If, we go back to the MS-DOS era we had near pointers (relative to a specific segment) and far pointers (containing both a segment and an offset).
Large arrays were often allocated in their own segment and only the offset was used as a pointer. The compiler already knew what segment contained a specific array, so it could combine the pointer with the proper segment register.
In that case, you could have two pointers with the same bit-pattern, where one pointer pointed into an array segment (pa) and another pointer pointed into the stack segment (pb). The pointers compared equal, but still pointed to different things.
To make it worse, far pointers with a segment:offset pair could be formed with overlapping segments so that different bit-patterns still pointed to the same physical memory address. For example 0100:0210 is the same address as 0120:0010.
The C and C++ languages are designed so that this can work. That's why we have rules that comparing pointers only works (gives a total order) within the same array, and that pointers might not point to the same thing, even if they contain the same bit-pattern.
I say no, without resorting to the UB tarpit. From the following code:
extern int f(int x[3], int y[4]);
....
int a[7];
return f(a, a) + f(a+4, a+3);
...
The C standard should not prevent me from writing a compiler which performs bounds checking; there are several available. A bounds checking compiler would have to fatten the pointers by augmenting them with bounds information (*). So when we get to f():
....
if (x == y) {
....
F() would be interested in the C notion of equality, that is do they point at the same location, not do they have identical types. If you aren’t happy with this, suppose f() called g(int *s, int *t), and it contained a similar test. The compiler would perform the comparison without comparing the fat.
The pointer size sizeof(int *), would have to include the fat, so memcmp of two pointers would compare it as well, thus providing a different result from the compare.
PS: should we introduce a new tag for navel gazing?
*pa1 = 2; // does pa1 legally point to b?
No, that pa1 points to b is purely coincidental. Note that a program must conform at compilation, that the pointer happens to have the same value in runtime doesn't matter.
Nobody can tell the difference, no?
The compiler optimizer can tell the difference!
The compiler optimizer can see (through static analysis of the code) that b and is never accessed through a "legal" pointer, so it assumes is safe to keep b in a register. This decision is made at compilation.
Bottom line:
"Legal" pointers are pointers obtained from a legal pointer by assignment or by copying the memory. You can also obtain a "legal" pointer using pointer arithmetic, provided the resulting pointer is within the legal range of the array/memory block it was assigned/copied from. If the result of pointer arithmetic happens to point to a valid address in another memory block, the use of such a pointer is still UB.

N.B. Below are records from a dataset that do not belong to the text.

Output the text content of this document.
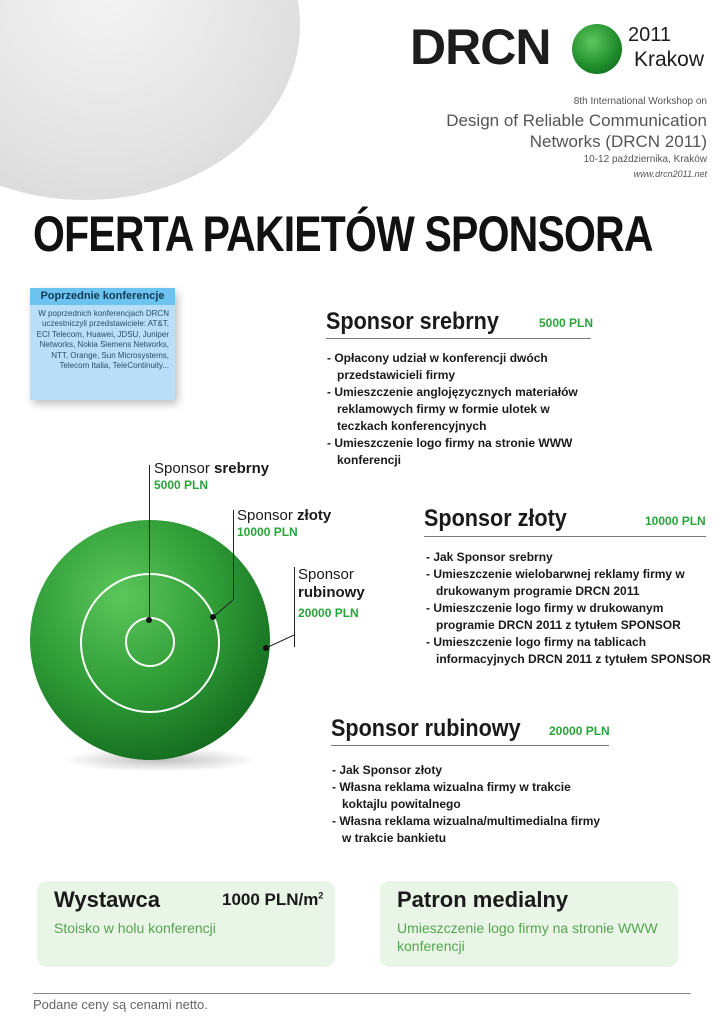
DRCN	2011
Krakow
8th International Workshop on
Design of Reliable Communication
Networks (DRCN 2011)
10-12 października, Kraków
www.drcn2011.net
OFERTA PAKIETÓW SPONSORA
Poprzednie konferencje
W poprzednich konferencjach DRCN uczestniczyli przedstawiciele: AT&T, ECI Telecom, Huawei, JDSU, Juniper Networks, Nokia Siemens Networks, NTT, Orange, Sun Microsystems, Telecom Italia, TeleContinuity...
Sponsor srebrny	5000 PLN

- Opłacony udział w konferencji dwóch przedstawicieli firmy

- Umieszczenie anglojęzycznych materiałów reklamowych firmy w formie ulotek w teczkach konferencyjnych

- Umieszczenie logo firmy na stronie WWW konferencji

Sponsor złoty	10000 PLN

- Jak Sponsor srebrny

- Umieszczenie wielobarwnej reklamy firmy w drukowanym programie DRCN 2011

- Umieszczenie logo firmy w drukowanym programie DRCN 2011 z tytułem SPONSOR

- Umieszczenie logo firmy na tablicach informacyjnych DRCN 2011 z tytułem SPONSOR

Sponsor rubinowy 20000 PLN

- Jak Sponsor złoty

- Własna reklama wizualna firmy w trakcie koktajlu powitalnego

- Własna reklama wizualna/multimedialna firmy w trakcie bankietu

Sponsor srebrny
5000 PLN
Sponsor złoty
10000 PLN
Sponsor
rubinowy
20000 PLN
Wystawca	1000 PLN/$m^2$
Stoisko w holu konferencji
Patron medialny
Umieszczenie logo firmy na stronie WWW konferencji
Podane ceny są cenami netto.
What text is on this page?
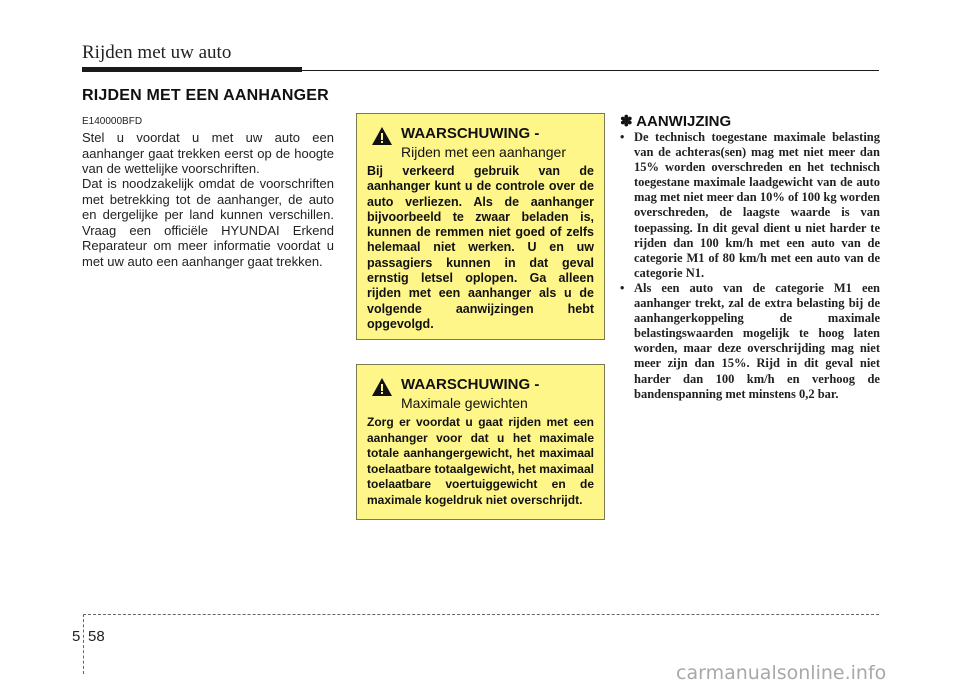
Rijden met uw auto
RIJDEN MET EEN AANHANGER
E140000BFD
Stel u voordat u met uw auto een aanhanger gaat trekken eerst op de hoogte van de wettelijke voorschriften.
Dat is noodzakelijk omdat de voorschriften met betrekking tot de aanhanger, de auto en dergelijke per land kunnen verschillen. Vraag een officiële HYUNDAI Erkend Reparateur om meer informatie voordat u met uw auto een aanhanger gaat trekken.
WAARSCHUWING -
Rijden met een aanhanger
Bij verkeerd gebruik van de aanhanger kunt u de controle over de auto verliezen. Als de aanhanger bijvoorbeeld te zwaar beladen is, kunnen de remmen niet goed of zelfs helemaal niet werken. U en uw passagiers kunnen in dat geval ernstig letsel oplopen. Ga alleen rijden met een aanhanger als u de volgende aanwijzingen hebt opgevolgd.
WAARSCHUWING -
Maximale gewichten
Zorg er voordat u gaat rijden met een aanhanger voor dat u het maximale totale aanhangergewicht, het maximaal toelaatbare totaalgewicht, het maximaal toelaatbare voertuiggewicht en de maximale kogeldruk niet overschrijdt.
✽ AANWIJZING
• De technisch toegestane maximale belasting van de achteras(sen) mag met niet meer dan 15% worden overschreden en het technisch toegestane maximale laadgewicht van de auto mag met niet meer dan 10% of 100 kg worden overschreden, de laagste waarde is van toepassing. In dit geval dient u niet harder te rijden dan 100 km/h met een auto van de categorie M1 of 80 km/h met een auto van de categorie N1.
• Als een auto van de categorie M1 een aanhanger trekt, zal de extra belasting bij de aanhangerkoppeling de maximale belastingswaarden mogelijk te hoog laten worden, maar deze overschrijding mag niet meer zijn dan 15%. Rijd in dit geval niet harder dan 100 km/h en verhoog de bandenspanning met minstens 0,2 bar.
5 58
carmanualsonline.info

Also note that pointer comparison is valid only if the two pointers are pointing to same array/memory block.
EDIT:
Where did it go wrong?
The standard states that accessing an array out-of-bounds results in undefined behaviour. You took the address of an out-of-bounds by one pointer, copied it and then dereferenced it.

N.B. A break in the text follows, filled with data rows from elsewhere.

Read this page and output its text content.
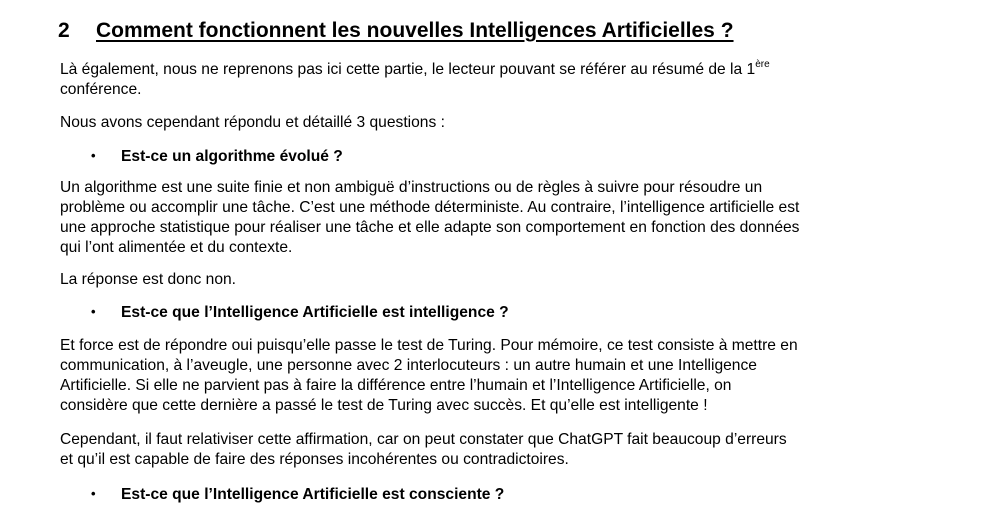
2 Comment fonctionnent les nouvelles Intelligences Artificielles ?
Là également, nous ne reprenons pas ici cette partie, le lecteur pouvant se référer au résumé de la 1ère
conférence.
Nous avons cependant répondu et détaillé 3 questions :
• Est-ce un algorithme évolué ?
Un algorithme est une suite finie et non ambiguë d’instructions ou de règles à suivre pour résoudre un
problème ou accomplir une tâche. C’est une méthode déterministe. Au contraire, l’intelligence artificielle est
une approche statistique pour réaliser une tâche et elle adapte son comportement en fonction des données
qui l’ont alimentée et du contexte.
La réponse est donc non.
• Est-ce que l’Intelligence Artificielle est intelligence ?
Et force est de répondre oui puisqu’elle passe le test de Turing. Pour mémoire, ce test consiste à mettre en
communication, à l’aveugle, une personne avec 2 interlocuteurs : un autre humain et une Intelligence
Artificielle. Si elle ne parvient pas à faire la différence entre l’humain et l’Intelligence Artificielle, on
considère que cette dernière a passé le test de Turing avec succès. Et qu’elle est intelligente !
Cependant, il faut relativiser cette affirmation, car on peut constater que ChatGPT fait beaucoup d’erreurs
et qu’il est capable de faire des réponses incohérentes ou contradictoires.
• Est-ce que l’Intelligence Artificielle est consciente ?
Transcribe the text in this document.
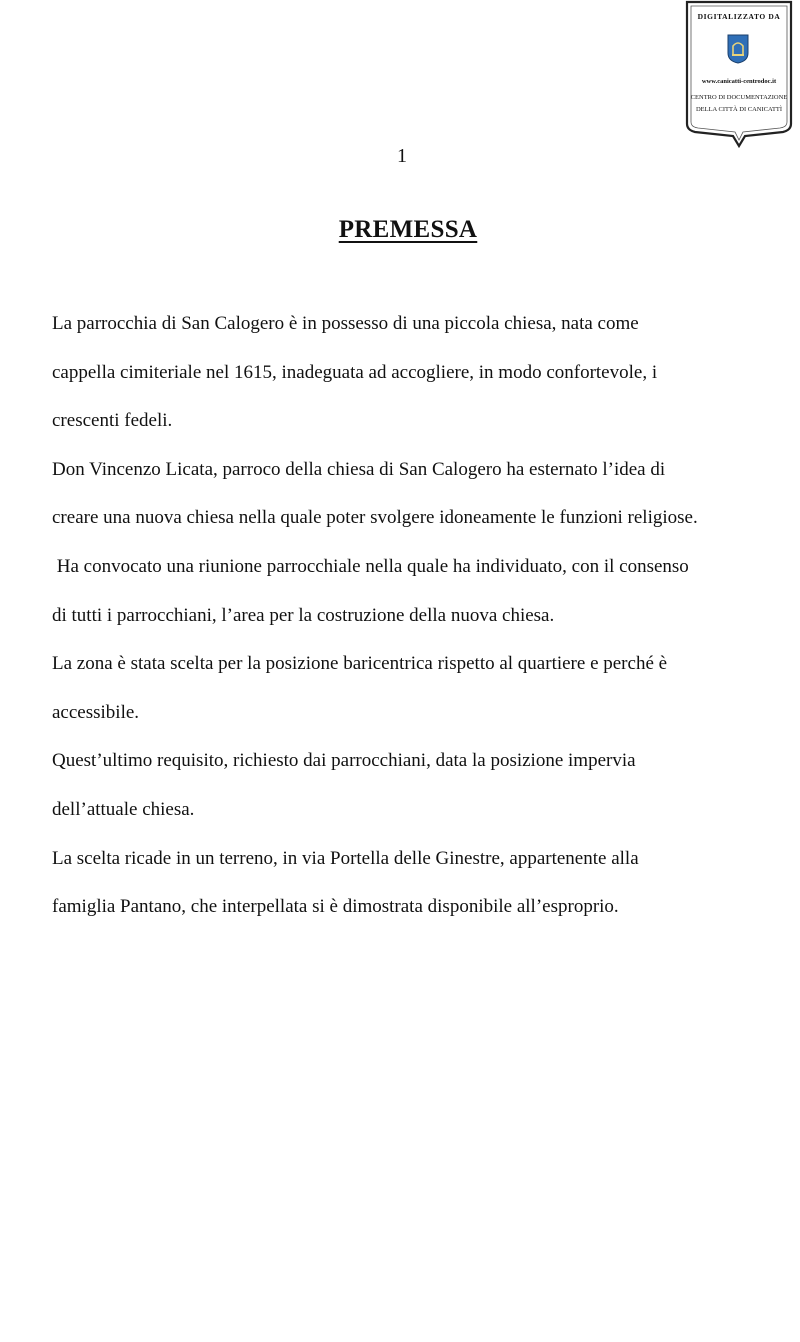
DIGITALIZZATO DA
www.canicatti-centrodoc.it
CENTRO DI DOCUMENTAZIONE
DELLA CITTÀ DI CANICATTÌ
1
PREMESSA
La parrocchia di San Calogero è in possesso di una piccola chiesa, nata come
cappella cimiteriale nel 1615, inadeguata ad accogliere, in modo confortevole, i
crescenti fedeli.
Don Vincenzo Licata, parroco della chiesa di San Calogero ha esternato l’idea di
creare una nuova chiesa nella quale poter svolgere idoneamente le funzioni religiose.
Ha convocato una riunione parrocchiale nella quale ha individuato, con il consenso
di tutti i parrocchiani, l’area per la costruzione della nuova chiesa.
La zona è stata scelta per la posizione baricentrica rispetto al quartiere e perché è
accessibile.
Quest’ultimo requisito, richiesto dai parrocchiani, data la posizione impervia
dell’attuale chiesa.
La scelta ricade in un terreno, in via Portella delle Ginestre, appartenente alla
famiglia Pantano, che interpellata si è dimostrata disponibile all’esproprio.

The standard states that an out-of-bounds pointer may compare equal to a pointer to another object that happens to be placed adjacent in memory (6.5.9 pt 6). However, even though they compare equal, semantically they don't point to the same object.
In your case, you don't compare the pointers, you compare their bit patterns. Doesn't matter. The pointer pa1 is still considered to be a pointer to one past the end of an array.
Note that if you replace memcpy with some function you write yourself, the compiler won't know what value pa1 has but it can still statically determine that it cannot contain a "legally" obtained copy of &b.
Thus, the compiler optimizer is allowed to optimize the read/store of b in this case.
is a pointer's semantic "value" (its behavior according to the specification) determined only by its numerical value (the numerical address it contains), for a pointer of a given type?
No. The standard infers that valid pointers can only be obtained from objects using the address-of operator (&), by copying another valid pointer or by in/decreasing a pointer inside the bounds of an array. As a special case, pointers one past the end of an array are valid but they must not be dereferenced. This might seem a bit strict but without it the possibility to optimize would be limited.
if not, it is possible to copy only the physical address contained in a pointer while leaving out the associated semantic?
No, at least not in a way that is portable to any platform. In many implementations the pointer value is just the address. The semantics is in the generated code.